NEW DELHI — A judge guarded by bulletproof glass today convicted a Sikh bodyguard of assassinating Prime Minister Indira Gandhi in October, 1984, and found two co-defendants guilty of conspiracy to commit murder. He sentenced all three men to death.
"The present case is one of the rarest of the rare. The extreme penalty of death is called for," said Judge Mahesh Chandra of the Special Sessions Court, who heard the eight-month trial without a jury.
He said prosecutors had proved beyond a reasonable doubt that Satwant Singh, a bodyguard of Gandhi, shot her to death as she walked in her compound garden on Oct. 31, 1984, and that Kehar Singh and Balbir Singh were involved with him in a conspiracy.
Guilty of Other Charges
Besides the murder conviction, Satwant Singh was found guilty of conspiracy, illegal use of firearms and wounding a policeman at the scene.

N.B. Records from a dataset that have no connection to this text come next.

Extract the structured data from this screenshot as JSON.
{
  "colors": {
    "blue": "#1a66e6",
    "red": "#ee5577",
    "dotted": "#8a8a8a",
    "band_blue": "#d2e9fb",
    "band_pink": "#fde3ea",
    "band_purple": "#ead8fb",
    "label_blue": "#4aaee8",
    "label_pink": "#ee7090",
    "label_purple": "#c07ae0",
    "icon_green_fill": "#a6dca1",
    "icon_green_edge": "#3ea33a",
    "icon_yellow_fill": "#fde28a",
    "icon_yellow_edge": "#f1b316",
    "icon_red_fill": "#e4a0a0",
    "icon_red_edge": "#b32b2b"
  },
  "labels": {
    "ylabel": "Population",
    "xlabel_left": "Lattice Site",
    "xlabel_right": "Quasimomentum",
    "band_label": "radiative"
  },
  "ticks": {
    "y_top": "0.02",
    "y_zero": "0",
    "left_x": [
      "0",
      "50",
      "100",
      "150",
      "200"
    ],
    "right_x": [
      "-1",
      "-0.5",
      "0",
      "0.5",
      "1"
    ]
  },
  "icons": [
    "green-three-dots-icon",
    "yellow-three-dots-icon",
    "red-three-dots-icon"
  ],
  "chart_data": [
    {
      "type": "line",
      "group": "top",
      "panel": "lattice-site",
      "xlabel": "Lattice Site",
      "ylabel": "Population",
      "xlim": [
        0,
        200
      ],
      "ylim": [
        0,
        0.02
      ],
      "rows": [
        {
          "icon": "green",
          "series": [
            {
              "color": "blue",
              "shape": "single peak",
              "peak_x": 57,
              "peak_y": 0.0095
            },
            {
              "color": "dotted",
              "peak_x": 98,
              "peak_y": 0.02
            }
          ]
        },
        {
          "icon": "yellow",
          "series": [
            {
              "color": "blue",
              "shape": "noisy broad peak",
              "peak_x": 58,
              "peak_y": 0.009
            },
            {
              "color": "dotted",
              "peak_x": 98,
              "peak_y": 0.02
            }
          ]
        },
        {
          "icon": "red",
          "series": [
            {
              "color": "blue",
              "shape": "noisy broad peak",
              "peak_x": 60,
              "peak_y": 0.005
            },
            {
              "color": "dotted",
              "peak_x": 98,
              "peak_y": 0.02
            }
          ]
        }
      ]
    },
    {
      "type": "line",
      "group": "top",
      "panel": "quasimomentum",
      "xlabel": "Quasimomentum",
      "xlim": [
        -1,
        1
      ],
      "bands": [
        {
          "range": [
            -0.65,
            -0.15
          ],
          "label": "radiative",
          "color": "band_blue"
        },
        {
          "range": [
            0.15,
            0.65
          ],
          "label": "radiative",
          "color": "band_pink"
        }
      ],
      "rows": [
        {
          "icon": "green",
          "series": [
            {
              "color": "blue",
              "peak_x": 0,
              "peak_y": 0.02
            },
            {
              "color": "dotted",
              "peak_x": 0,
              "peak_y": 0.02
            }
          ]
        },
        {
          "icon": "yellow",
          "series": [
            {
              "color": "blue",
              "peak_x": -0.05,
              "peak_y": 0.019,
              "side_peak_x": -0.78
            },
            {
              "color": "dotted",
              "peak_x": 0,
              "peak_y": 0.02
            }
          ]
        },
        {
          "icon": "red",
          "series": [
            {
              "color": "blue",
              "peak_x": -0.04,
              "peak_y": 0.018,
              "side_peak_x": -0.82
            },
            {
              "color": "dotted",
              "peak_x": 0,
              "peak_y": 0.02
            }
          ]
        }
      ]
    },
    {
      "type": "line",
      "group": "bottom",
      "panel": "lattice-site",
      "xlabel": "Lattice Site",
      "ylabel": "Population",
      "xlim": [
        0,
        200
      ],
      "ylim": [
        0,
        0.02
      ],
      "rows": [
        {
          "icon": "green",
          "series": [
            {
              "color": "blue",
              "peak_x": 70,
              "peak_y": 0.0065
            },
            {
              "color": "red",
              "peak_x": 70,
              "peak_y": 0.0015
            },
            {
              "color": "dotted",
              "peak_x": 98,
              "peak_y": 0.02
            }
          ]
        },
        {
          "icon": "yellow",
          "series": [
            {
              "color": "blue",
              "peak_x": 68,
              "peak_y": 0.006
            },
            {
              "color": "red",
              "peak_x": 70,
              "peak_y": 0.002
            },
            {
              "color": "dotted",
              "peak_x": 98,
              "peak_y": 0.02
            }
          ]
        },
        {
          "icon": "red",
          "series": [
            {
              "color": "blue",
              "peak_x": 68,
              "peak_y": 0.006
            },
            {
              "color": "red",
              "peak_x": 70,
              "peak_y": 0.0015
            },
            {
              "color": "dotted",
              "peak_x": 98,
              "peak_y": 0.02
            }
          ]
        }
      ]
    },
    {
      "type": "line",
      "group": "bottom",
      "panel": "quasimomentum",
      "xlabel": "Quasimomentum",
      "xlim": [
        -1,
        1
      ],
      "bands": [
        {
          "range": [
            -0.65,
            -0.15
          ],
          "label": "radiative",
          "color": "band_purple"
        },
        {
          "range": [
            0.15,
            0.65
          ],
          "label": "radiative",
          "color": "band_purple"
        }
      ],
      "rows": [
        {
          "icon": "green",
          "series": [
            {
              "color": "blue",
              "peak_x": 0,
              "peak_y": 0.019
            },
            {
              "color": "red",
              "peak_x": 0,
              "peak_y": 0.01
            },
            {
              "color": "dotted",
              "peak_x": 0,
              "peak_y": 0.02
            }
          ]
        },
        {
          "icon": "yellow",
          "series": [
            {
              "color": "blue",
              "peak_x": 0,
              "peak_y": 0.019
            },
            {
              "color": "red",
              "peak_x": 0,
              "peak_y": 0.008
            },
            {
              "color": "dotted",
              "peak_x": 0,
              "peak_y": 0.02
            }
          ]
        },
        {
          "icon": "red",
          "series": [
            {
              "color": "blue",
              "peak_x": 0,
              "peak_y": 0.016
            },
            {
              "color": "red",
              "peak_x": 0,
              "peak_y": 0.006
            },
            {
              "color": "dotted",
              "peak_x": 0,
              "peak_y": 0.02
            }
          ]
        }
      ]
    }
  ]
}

All three are members of the Sikh religious minority, which makes up about 2% of India's population of 750 million. Their surname, Singh, means "lion" and is given to all male Sikh children.
But the chief defense lawyer, Pran Nath Lekhi, called the trial a farce with "no parallel in Indian judicial history" and said he would file an appeal within seven days.
"The judge is bent on raping the law. . . . No neck is safe in India the way this trial was conducted," Lekhi told reporters. He demanded a copy of the judgment and walked out of the courtroom.
About 200 police were deployed outside the courtroom at Tihar jail to prevent demonstrations by angry Sikhs. The jail was cordoned off, with heavily armed riot police guarding access roads, and no trouble was reported.
The government said Sikhs conspired to kill Gandhi to avenge the army's assault on the Golden Temple in Amritsar, the holiest Sikh shrine, in June of 1984. Gandhi ordered the raid, which killed up to 1,220 people, to drive out Sikh separatists using the shrine as a command post.
But Lekhi alleged Gandhi was killed as a result of a plot that involved her son and successor, Prime Minister Rajiv Gandhi, because she was losing popularity. He offered no evidence to back his claim during the trial.
The bearded and turbaned defendants showed no emotion when the verdict was read by Chandra, who presided over India's most sensational political murder trial since Hindu fanatics were convicted of assassinating independence leader Mahatma Gandhi in 1948.
Court documents said a chance flight by a falcon to Gandhi's home in early September, 1984, set the conspiracy in motion. The falcon, a good luck omen for Sikhs, was spotted by Balbir Singh, who pointed it out to Beant Singh, a second security guard who was gunned down by other guards the day of the assassination.
The two agreed the bird signified a divine order to avenge the Golden Temple deaths.